(Jerry Garcia’s mugshot. Picture: CC | Flickr)
Friday marked 50 years since members of the Grateful Dead were “busted down on Bourbon Street.”
Jerry Garcia and Bill Kreutzmann—who were each identified as band “associate[s]”—were arrested in a drug raid after a team of federal narcotics agents and New Orleans Police served a search warrant on two rooms at an unspecified French Quarter hotel on Jan. 31, 1970, according to the Times-Picayune in an article dated Feb. 1, 1970.
The band was on tour and had recently played at a venue called The Warehouse located at Felicity and Tchoupitoulas streets, which opened for business on the prior evening.
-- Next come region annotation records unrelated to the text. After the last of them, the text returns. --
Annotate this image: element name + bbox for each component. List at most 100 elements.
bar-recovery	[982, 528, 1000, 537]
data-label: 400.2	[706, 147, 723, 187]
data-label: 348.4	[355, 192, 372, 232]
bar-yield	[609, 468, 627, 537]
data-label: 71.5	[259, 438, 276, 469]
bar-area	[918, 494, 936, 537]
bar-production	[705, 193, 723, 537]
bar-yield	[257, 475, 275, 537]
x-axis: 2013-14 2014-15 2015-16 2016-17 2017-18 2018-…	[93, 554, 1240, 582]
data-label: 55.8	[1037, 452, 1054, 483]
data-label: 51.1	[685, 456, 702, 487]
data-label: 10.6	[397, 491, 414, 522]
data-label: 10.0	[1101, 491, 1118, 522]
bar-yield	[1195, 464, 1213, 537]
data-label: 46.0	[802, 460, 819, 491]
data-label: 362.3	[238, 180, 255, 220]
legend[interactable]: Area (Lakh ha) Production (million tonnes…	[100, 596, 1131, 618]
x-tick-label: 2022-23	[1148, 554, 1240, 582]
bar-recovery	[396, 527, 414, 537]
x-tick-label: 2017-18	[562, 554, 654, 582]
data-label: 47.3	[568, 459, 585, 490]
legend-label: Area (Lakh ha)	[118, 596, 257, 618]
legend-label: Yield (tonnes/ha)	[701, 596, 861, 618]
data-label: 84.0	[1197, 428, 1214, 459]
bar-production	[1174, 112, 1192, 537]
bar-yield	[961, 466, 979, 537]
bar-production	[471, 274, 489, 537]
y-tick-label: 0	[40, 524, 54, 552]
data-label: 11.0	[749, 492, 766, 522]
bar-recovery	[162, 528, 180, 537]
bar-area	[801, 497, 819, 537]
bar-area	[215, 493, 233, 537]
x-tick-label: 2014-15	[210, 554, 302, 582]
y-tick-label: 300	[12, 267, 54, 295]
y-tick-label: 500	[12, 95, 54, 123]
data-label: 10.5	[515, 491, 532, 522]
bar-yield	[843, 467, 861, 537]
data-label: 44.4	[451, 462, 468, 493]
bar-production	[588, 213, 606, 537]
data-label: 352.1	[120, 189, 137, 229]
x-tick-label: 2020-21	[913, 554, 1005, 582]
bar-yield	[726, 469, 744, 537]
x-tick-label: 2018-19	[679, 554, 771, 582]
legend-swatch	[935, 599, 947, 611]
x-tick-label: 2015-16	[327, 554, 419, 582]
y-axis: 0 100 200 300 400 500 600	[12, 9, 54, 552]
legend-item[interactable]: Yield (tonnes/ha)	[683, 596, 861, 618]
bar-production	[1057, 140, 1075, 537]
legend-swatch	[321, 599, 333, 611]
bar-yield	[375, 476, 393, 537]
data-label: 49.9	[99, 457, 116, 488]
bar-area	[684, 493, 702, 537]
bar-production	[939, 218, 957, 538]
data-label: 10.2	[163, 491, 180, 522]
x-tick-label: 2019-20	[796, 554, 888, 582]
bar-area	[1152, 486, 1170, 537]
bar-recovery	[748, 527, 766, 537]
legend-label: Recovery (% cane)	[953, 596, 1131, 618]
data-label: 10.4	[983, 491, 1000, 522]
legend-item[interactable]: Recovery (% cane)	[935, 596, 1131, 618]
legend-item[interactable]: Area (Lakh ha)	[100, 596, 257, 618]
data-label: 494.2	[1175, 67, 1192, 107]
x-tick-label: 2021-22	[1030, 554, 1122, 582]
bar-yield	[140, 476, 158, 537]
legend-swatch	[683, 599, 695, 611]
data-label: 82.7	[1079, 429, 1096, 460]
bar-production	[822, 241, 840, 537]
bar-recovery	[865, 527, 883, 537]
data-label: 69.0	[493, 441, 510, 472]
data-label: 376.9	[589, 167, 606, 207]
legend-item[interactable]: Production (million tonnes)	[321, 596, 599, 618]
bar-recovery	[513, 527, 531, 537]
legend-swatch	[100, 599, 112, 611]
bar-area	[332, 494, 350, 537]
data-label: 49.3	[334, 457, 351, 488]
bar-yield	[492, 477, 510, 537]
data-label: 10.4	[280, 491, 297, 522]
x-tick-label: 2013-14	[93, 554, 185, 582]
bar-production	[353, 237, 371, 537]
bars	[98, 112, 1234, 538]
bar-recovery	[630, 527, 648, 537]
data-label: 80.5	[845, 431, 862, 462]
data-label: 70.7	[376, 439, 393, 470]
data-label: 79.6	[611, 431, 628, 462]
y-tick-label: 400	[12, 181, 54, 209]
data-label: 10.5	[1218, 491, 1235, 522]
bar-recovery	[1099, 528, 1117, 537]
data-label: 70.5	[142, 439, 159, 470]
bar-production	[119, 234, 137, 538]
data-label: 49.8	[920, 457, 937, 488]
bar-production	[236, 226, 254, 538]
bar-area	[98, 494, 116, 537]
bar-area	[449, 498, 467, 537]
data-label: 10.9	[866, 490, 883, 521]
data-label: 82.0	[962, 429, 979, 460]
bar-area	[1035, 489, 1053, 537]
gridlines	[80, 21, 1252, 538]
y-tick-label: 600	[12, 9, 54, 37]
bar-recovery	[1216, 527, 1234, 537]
Assisted by federal agents, the raid was led by New Orleans Police Department Chief Clarence Giarusso, seizing various quantities of drugs including marijuana and LSD and netted 19 total arrests, including Grateful Dead roadie Larry Shirtliff, band manager John M. McIntire, band equipment man John P. Hager and Owsley Stanley, of Alexandria, Va., dubbed the “King of Acid,” according to the newspaper.
The raid was memorialized in the Grateful Dead song, “Truckin’,” which appeared on the band’s album American Beauty. The song was recognized as a “national treasure” by the Library of Congress in 1997.
Lesh, Garcia, Weir, Hager, McIntire, and Shirtliff were each arrested on suspicion of possession of marijuana.
Shirtliff and McIntire were also each suspected of possessing barbiturates, while Weir was also suspected of amphetamine possession and Lesh was also booked on suspicion of possession of LSD.
Several French Quarter residents were arrested in the raid, according to the Times-Picayune. They include:
Stephen T. Helms, 20, of 630 Dauphine St., suspected of possessing marijuana and barbiturates;
Nancy A. Weidenhaft, 23, of 630 Dauphine St., a saleslady at a French Quarter dress shop, suspected of possessing marijuana and dangerous non-narcotics;
Miss Elsie J. Landun, 20, of 630 Dauphine St., suspected of possessing marijauna a barbiturates.